For about a year after his son’s death, Harvey tried desperately to write the suffering out of him, but it was impossible. He simply could not write the ending that he needed. He could not write that the boy was hit by a car, and people walked
by and touched the wood as they put him in the ground. In 2014, Harvey stopped writing.
This, I should note, is typically the spot in a story where there is some kind of deus ex machina. The protagonist has strived and suffered and failed, and here is when God intervenes.
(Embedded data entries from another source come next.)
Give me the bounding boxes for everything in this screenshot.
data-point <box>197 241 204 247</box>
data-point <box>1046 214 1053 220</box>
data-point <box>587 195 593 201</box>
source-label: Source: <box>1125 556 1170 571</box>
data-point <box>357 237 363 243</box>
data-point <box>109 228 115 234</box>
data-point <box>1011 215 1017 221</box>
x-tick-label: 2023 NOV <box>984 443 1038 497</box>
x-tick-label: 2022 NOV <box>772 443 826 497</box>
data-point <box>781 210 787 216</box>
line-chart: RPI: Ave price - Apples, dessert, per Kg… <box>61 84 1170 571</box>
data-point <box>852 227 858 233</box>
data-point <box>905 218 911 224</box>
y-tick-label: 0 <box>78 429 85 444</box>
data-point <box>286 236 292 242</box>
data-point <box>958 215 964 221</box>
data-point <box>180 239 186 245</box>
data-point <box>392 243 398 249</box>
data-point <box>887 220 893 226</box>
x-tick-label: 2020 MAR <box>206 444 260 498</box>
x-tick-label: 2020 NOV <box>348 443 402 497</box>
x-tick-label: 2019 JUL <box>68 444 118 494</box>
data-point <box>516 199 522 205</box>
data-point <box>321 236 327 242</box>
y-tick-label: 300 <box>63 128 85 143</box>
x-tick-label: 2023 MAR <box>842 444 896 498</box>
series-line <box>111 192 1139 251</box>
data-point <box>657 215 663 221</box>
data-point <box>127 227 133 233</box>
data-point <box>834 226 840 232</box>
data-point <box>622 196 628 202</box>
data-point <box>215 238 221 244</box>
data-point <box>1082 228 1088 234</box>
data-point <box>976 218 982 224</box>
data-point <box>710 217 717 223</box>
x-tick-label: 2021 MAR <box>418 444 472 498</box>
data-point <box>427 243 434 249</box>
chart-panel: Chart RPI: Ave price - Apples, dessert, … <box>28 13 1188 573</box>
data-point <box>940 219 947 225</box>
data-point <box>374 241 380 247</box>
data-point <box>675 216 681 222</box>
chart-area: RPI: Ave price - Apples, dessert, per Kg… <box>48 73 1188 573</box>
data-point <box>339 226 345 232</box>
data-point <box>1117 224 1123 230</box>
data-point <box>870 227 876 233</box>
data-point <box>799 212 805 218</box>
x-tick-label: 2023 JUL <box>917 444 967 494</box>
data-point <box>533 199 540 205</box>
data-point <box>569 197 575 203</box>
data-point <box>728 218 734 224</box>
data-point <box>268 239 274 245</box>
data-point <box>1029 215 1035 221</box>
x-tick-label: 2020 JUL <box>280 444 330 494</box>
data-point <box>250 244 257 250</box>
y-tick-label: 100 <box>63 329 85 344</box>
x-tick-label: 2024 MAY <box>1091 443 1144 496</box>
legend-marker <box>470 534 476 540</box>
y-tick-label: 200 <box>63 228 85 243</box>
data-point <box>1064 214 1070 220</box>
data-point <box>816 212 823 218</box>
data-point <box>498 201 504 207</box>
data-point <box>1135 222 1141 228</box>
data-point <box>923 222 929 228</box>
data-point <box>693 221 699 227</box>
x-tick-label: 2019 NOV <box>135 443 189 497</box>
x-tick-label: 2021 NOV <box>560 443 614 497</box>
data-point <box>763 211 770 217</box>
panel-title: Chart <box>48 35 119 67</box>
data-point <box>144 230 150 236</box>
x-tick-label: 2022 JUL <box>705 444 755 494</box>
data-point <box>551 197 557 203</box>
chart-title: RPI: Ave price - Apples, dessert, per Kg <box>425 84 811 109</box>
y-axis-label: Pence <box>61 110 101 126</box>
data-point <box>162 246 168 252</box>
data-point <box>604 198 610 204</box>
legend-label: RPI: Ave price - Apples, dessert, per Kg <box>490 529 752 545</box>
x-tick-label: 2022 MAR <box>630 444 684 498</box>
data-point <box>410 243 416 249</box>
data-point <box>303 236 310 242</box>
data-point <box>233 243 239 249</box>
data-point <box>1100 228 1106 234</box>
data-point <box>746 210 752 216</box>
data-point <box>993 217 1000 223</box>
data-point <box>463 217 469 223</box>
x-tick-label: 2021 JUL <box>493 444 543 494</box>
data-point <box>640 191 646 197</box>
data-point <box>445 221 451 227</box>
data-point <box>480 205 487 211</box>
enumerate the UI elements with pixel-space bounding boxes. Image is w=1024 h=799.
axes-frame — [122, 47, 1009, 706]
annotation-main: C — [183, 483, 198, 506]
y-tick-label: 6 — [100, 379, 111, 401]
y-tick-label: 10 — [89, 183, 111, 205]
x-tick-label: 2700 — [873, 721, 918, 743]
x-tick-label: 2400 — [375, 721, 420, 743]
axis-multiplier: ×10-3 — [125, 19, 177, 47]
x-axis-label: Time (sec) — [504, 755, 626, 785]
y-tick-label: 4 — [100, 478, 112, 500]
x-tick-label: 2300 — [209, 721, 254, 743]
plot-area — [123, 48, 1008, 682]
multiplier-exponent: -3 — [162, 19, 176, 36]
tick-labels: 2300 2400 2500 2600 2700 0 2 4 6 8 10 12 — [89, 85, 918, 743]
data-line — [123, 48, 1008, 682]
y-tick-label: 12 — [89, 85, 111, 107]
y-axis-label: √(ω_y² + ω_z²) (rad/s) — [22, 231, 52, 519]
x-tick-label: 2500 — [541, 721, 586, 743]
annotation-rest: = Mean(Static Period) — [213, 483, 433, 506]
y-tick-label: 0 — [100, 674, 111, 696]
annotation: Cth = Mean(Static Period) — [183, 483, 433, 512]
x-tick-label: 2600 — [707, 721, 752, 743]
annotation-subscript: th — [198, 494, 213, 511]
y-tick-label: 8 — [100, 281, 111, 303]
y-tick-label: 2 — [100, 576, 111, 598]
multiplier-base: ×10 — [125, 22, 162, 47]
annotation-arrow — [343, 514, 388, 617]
We could say something like this: "the maid Harvey hired
for a month was actually Kurt Vonnegut’s niece, and when she discovered Harvey’s hidden trove she sent it to her uncle, who was so enthralled he pushed to get it published." The End with a spiraling question mark.
But there are a few problems with that ending. First, if Kurt Vonnegut had a niece we would hope that he would make sure she never had to clean someone else’s house for money. Second, in real life, God lives so far away He cannot hear us when
we call. And so, if this is the ending that you want, stop reading.
At a reasonable age, Harvey sagged like a heavy load and died of something tragic but unremarkable. At his funeral his family cried and drew their hands across the casket as they put him in the ground. The wound of his loss, of course, would
never heal—but the skin would grow over. On days when the weather would make that old wound ache, Emily would put on pajamas, go into the closet, and read her dead husband’s terrible fiction.